Avec le collectif, vous interrogez inlassablement la difficulté à mener des luttes, et vous avez une méthode tout à fait particulière pour faire vos créations…

Je suis issue d’une famille de militants. Chez nous, on discutait politique dans la cuisine. Le reste, la famille, l’amour, passait au second plan. J’ai choisi le théâtre avant tout pour fonder un collectif. Notre désir n’est pas de monter Molière et de voir ce qu’il a d’actuel, mais de nous emparer du monde d’aujourd’hui, d’enquêter et de faire du théâtre. C’est le mouvement inverse. Avec le collectif, on élabore des questionnaires, on interroge les gens, la vie en entreprise. Quant au film, je l’ai écrit sur mesure pour les comédiens de L’Avantage du doute. On interroge une époque qui a flouté les intérêts de classe et la possibilité de créer des chaînes de solidarité.

Votre personnage, Angèle, une militante dans l’âme, est un peu votre double à l’écran…

Oui, elle aussi a eu des parents très engagés. Simon, le père ­ (Simon Bakhouche), a vécu à une époque où l’on pensait que la révolution allait tout régler. Depuis la chute du mur de Berlin, en 1989, ce n’est plus le cas : on est dans une pluralité de fronts, il y a l’urgence sociale, les réfugiés, l’écologie, etc. J’ai grandi moi aussi avec ce complexe, et cette mélancolie de ne pas pouvoir tout régler.
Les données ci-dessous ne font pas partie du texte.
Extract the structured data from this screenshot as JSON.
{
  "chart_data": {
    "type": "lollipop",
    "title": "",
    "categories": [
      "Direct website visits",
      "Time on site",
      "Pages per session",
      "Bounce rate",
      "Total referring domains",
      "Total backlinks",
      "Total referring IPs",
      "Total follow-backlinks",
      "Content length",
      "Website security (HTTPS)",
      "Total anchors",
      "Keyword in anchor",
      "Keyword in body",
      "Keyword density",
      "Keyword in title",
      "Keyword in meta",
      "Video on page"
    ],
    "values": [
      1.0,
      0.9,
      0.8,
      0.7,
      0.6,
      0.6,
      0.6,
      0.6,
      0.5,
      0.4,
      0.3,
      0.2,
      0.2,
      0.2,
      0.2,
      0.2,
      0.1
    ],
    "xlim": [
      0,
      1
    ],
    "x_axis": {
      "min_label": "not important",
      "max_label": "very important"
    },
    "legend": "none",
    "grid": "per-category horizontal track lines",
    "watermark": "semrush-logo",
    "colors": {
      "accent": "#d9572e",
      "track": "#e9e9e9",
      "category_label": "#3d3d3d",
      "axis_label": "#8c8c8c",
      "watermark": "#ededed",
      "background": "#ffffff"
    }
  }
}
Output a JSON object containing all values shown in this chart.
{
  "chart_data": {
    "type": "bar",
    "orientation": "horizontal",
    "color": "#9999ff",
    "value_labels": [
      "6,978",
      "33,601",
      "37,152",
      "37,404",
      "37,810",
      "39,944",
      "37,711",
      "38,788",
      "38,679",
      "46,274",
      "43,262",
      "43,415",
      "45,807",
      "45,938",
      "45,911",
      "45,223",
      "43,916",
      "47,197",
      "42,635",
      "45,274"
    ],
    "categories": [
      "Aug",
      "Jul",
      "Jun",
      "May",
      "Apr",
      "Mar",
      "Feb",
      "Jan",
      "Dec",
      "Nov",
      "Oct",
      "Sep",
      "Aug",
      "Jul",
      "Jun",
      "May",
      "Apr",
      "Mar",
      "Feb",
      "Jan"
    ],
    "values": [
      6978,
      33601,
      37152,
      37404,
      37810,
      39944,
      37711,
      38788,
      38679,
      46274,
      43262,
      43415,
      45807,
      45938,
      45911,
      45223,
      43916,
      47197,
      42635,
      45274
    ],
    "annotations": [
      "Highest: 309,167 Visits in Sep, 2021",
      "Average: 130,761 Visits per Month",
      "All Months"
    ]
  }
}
Simon a deux filles très différentes : l’une n’a pas lâché le flambeau de la lutte (moi-même), l’autre, interprétée par Mélanie Bestel, a fait le choix de l’entreprise et s’est mariée avec un manageur (Nadir Legrand).
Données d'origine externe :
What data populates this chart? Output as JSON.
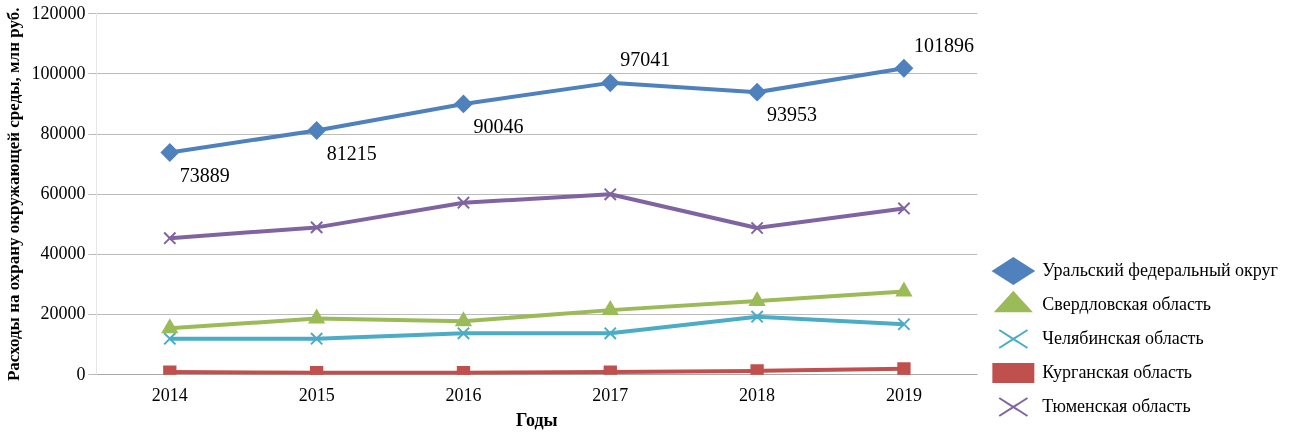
{
  "chart_data": {
    "type": "line",
    "xlabel": "Годы",
    "ylabel": "Расходы на охрану окружающей среды, млн руб.",
    "categories": [
      "2014",
      "2015",
      "2016",
      "2017",
      "2018",
      "2019"
    ],
    "ylim": [
      0,
      120000
    ],
    "yticks": [
      0,
      20000,
      40000,
      60000,
      80000,
      100000,
      120000
    ],
    "grid": "y",
    "legend": "right",
    "series": [
      {
        "name": "Уральский федеральный округ",
        "color": "#4f81bd",
        "marker": "diamond",
        "values": [
          73889,
          81215,
          90046,
          97041,
          93953,
          101896
        ],
        "value_labels": [
          "73889",
          "81215",
          "90046",
          "97041",
          "93953",
          "101896"
        ]
      },
      {
        "name": "Свердловская область",
        "color": "#9bbb59",
        "marker": "triangle",
        "values": [
          15500,
          18700,
          17800,
          21500,
          24500,
          27700
        ]
      },
      {
        "name": "Челябинская область",
        "color": "#4bacc6",
        "marker": "cross",
        "values": [
          12000,
          12000,
          13800,
          13800,
          19300,
          16800
        ]
      },
      {
        "name": "Курганская область",
        "color": "#c0504d",
        "marker": "square",
        "values": [
          900,
          700,
          700,
          900,
          1300,
          2000
        ]
      },
      {
        "name": "Тюменская область",
        "color": "#8064a2",
        "marker": "cross",
        "values": [
          45400,
          49000,
          57200,
          60000,
          48800,
          55300
        ]
      }
    ]
  }
}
Ce manageur est-il une caricature ou est-il représentatif de l’époque ?

Pour ce personnage, je me suis inspirée de quatre personnes que j’ai rencontrées. Tout ce qu’il raconte part de situations vraies, mais c’est en deçà de la réalité. Je voulais parler des gens qui ont des journées de travail en contradiction avec leurs valeurs profondes. Certains ont choisi de travailler dans les services publics, or ces derniers sont de plus en plus contaminés par la logique du chiffre. C’est ça, notre époque, alors mettons-nous autour de la table et arrêtons de dire qu’il y a les gentils et les méchants. Car la masse de gens qui souffrent de ce système est immense, y compris le super-manageur. Quand vous virez quelqu’un en l’humiliant, quand vous rentrez chez vous le soir en étant dans l’impossibilité de raconter votre journée à vos enfants, il n’y a plus de transmission possible.

Votre film sort en pleine actualité des « gilets jaunes »…
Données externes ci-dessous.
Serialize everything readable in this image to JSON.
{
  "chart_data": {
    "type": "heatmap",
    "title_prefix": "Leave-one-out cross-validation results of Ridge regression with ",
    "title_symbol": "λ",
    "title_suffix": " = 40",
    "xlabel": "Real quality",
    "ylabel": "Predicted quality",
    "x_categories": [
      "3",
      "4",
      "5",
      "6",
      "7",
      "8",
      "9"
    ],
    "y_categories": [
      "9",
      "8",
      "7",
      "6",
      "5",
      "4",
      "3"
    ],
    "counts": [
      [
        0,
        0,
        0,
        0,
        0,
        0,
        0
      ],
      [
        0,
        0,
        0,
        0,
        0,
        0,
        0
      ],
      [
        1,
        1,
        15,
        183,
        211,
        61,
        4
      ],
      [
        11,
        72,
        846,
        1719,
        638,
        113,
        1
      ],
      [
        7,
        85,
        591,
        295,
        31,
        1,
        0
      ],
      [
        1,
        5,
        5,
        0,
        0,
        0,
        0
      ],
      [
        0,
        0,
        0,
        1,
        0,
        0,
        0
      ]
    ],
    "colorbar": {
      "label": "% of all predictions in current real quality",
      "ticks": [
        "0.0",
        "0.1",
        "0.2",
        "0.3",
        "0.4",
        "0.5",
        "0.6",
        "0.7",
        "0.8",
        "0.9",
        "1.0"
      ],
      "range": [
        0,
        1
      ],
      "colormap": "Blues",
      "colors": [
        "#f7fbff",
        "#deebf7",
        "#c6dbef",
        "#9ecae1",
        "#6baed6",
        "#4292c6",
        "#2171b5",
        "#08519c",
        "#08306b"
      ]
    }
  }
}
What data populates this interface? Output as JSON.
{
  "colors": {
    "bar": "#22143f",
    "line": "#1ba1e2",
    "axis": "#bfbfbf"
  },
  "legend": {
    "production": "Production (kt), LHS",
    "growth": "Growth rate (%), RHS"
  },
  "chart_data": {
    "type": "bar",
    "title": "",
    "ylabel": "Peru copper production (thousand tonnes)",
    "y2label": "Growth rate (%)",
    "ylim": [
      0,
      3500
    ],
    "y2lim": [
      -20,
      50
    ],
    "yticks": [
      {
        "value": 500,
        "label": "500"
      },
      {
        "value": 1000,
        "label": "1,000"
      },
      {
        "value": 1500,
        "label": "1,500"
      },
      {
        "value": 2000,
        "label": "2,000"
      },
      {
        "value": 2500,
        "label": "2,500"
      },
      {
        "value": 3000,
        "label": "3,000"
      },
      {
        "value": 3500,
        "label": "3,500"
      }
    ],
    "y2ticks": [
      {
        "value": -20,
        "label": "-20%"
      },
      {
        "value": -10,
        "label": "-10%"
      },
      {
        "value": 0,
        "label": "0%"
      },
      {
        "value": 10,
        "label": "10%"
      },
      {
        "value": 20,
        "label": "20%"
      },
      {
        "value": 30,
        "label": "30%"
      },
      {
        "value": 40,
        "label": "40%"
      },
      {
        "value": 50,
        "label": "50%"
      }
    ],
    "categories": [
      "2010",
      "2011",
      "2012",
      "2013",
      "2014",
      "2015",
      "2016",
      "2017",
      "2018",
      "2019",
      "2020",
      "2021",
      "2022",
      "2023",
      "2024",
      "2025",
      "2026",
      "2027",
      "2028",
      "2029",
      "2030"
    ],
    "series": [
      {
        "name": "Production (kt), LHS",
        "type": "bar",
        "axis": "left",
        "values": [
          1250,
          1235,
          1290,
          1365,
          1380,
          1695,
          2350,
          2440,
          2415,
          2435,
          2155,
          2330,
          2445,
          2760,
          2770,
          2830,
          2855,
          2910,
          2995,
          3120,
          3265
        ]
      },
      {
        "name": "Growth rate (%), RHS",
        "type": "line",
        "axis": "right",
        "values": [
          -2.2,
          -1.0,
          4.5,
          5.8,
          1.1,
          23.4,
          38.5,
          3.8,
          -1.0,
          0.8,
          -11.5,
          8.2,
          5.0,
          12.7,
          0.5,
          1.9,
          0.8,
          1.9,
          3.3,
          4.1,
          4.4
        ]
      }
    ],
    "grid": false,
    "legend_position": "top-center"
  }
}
Ce mouvement exprime une colère contre l’hypocrisie du système. Ensuite, il faut être très vigilant. Un groupe, quel qu’il soit, c’est beaucoup de temps passé pour essayer de dire ce que l’on veut dire, pour être sûr des mots que l’on emploie. Cela prend un temps fou, mais il est urgent de reprendre ce temps. Car le populisme et le fascisme ont tôt fait de créer des raisonnements très courts, enrobés dans un sens commun pseudo-évident.

Pourquoi est-il si important, pour vous, d’avoir recours à la comédie pour raconter ce désarroi ?

On passe par l’humour et l’autodérision pour assurer l’écoute du spectateur. On ne va pas débouler avec notre naïveté, nos gros sabots, sinon le spectateur mettrait son armure anti-message immédiatement. On montre des gens qui se prennent les pieds dans le tapis en voulant mettre leur parole en commun. Ensuite, on laisse la liberté aux spectateurs de décider de prendre cela au sérieux. Je tenais beaucoup à préserver cette légèreté, pour ne pas ajouter un accablement. Il y a des politiques qui ont tout intérêt à ce que les gens soient déprimés… Une comédie, c’est aussi une responsabilité. On a besoin de rire ensemble de ce qui nous diminue, nous aliène. Et si on dézoome, il y a quand même un ciel étoilé au-dessus de nos têtes.